Relembrei a cena horrível de minha ruptura com Luke, e só então
compreendi sua raiva.
A tempestade começara a se formar no fim de semana. No sábado à
noite, tínhamos ido a uma festa e, enquanto Luke conversava sobre música com
o namorado de Anya, saí vagando em direção à cozinha. Procurando alguma
coisa, qualquer coisa. Morta de tédio. No corredor, encontrei David, uma espécie
de amigo de Jessica. Estava a caminho do banheiro com um saco de coca
pequeno mas inconfundível, e me convidou para acompanhá-lo.
Eu andava tentando ficar longe do pó, porque Luke se irritava muito
quando eu cheirava. Mas uma carreira de graça era demais para resistir. E fiquei
lisonjeada por David ter sido tão simpático.
— Tá, valeu — disse eu, partindo rapidamente para o banheiro atrás
dele.
Em seguida, voltei para a companhia de Luke.
— Gata. — Ele passou o braço pela minha cintura. — Por onde você
andou?
— Por aí — funguei. — Conversando com as pessoas.
Achei que tinha me saído muito bem, escondendo dele meu barato com
o rosto à espreita por trás dos cabelos. Mas Luke me obrigou a olhar para ele e,
assim que viu meu rosto, soube. Suas pupilas se contraíram de ódio e algum
outro sentimento. Decepção?
— Você andou cheirando — disparou.
— Não andei — disse eu, arregalando os olhos de sinceridade.
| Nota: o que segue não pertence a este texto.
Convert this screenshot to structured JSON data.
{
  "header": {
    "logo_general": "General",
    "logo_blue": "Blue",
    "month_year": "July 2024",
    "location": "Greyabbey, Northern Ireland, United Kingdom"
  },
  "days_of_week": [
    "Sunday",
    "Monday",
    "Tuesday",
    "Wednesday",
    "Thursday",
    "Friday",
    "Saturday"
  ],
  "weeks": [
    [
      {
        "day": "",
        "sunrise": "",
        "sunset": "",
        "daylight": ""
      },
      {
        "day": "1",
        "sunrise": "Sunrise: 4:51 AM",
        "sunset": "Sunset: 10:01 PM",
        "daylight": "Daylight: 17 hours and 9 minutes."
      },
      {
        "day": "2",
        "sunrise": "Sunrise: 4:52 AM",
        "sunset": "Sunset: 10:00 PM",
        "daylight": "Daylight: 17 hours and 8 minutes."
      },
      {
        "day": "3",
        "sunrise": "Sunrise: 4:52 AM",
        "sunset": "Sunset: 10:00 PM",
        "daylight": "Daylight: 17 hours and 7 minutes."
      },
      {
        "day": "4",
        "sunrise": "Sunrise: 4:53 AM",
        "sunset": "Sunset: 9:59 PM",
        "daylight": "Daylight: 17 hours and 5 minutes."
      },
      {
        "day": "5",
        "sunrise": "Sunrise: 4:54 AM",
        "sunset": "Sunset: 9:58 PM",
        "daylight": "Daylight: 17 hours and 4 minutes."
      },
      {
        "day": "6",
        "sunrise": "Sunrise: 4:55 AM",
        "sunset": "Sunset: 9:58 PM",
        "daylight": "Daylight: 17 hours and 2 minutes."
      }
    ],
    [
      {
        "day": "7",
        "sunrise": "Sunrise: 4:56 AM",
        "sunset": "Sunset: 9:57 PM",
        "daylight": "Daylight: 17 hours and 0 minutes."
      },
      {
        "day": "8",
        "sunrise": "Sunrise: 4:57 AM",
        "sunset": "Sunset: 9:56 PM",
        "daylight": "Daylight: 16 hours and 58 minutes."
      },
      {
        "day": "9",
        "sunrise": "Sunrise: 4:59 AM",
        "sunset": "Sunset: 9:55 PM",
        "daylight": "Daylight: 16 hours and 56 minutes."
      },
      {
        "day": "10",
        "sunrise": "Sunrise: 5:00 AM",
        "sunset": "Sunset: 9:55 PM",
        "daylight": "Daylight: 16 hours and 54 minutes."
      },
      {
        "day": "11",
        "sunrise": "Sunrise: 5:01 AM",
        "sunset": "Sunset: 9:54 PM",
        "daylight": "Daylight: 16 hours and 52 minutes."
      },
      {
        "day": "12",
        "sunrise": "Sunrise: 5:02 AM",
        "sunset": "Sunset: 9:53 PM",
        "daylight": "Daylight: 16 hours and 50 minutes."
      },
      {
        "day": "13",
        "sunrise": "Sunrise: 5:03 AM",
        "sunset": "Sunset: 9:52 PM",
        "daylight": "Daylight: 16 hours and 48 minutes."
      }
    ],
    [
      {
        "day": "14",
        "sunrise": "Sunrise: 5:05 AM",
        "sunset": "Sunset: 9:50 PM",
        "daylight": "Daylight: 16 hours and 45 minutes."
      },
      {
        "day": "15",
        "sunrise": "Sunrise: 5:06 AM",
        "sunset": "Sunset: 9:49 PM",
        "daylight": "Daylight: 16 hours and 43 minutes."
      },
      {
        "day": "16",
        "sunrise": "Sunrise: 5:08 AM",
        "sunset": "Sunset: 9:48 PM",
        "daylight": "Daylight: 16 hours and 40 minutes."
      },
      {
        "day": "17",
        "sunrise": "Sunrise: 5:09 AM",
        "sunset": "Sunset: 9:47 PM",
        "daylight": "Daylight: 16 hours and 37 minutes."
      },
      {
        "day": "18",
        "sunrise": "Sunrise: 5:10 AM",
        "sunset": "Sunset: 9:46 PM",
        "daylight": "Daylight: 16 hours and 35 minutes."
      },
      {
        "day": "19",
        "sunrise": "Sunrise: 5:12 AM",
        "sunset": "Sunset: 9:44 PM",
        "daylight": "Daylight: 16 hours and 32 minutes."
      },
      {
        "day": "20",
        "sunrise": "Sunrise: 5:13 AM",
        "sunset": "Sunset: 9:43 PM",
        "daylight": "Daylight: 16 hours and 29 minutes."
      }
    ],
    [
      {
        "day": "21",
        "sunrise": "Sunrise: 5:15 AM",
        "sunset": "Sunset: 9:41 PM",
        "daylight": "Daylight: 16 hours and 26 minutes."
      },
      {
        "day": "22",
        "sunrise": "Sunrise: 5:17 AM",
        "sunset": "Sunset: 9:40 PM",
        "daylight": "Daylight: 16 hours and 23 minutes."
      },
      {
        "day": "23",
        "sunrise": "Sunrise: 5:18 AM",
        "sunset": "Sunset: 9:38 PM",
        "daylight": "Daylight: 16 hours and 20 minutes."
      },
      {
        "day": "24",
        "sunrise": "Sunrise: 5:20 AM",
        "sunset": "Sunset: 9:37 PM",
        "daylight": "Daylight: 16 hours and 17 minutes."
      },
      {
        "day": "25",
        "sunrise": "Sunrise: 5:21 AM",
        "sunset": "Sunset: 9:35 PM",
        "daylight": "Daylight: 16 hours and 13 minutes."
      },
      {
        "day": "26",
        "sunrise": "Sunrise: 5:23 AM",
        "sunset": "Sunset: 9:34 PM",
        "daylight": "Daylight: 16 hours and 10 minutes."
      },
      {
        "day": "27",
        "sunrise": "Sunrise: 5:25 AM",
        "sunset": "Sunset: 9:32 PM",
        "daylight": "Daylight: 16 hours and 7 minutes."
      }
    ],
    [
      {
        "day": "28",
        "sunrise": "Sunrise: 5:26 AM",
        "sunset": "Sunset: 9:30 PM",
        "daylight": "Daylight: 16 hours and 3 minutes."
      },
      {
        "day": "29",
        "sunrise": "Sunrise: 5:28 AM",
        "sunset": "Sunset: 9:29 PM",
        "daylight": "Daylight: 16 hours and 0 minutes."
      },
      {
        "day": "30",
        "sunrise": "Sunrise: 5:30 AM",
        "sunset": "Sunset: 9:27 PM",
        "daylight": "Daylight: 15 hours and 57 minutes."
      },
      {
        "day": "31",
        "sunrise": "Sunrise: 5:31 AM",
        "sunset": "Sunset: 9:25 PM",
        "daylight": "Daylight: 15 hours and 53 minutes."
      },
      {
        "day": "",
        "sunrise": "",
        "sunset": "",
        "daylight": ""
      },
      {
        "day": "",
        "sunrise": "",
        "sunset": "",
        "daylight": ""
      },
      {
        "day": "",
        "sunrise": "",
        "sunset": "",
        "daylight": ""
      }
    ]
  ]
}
— Não mente para mim, porra — disse ele, e se afastou, furioso.
Fiquei chocada ao vê-lo apanhar sua jaqueta e ir embora da festa. Por
um momento, namorei a idéia de deixá-lo ir. Assim, poderia ficar ligada sem
ninguém colado na minha sombra. Mas as coisas andavam tão tensas entre nós
nos últimos tempos, que fiquei com medo de arriscar. Desci e corri para a rua
atrás dele.
— Desculpe — arquejei, ao alcançá-lo. — Foi só uma carreira, não vou
fazer isso de novo.
— Você vive se desculpando — gritou ele, seu hálito formando nuvens
de vapor no ar gelado de fevereiro. — Mas é sempre da boca para fora.
— Estou pedindo desculpas de coração — protestei. Naquele momento,
eram de coração. Eu sempre me arrependia sinceramente quando ele se zangava
comigo. Era justamente quando achava que estava à beira de perdê-lo, que mais
o desejava.
— Ah, Rachel — gemeu ele, exausto.
— Vem—disse eu.— Vamos para casa, para a cama.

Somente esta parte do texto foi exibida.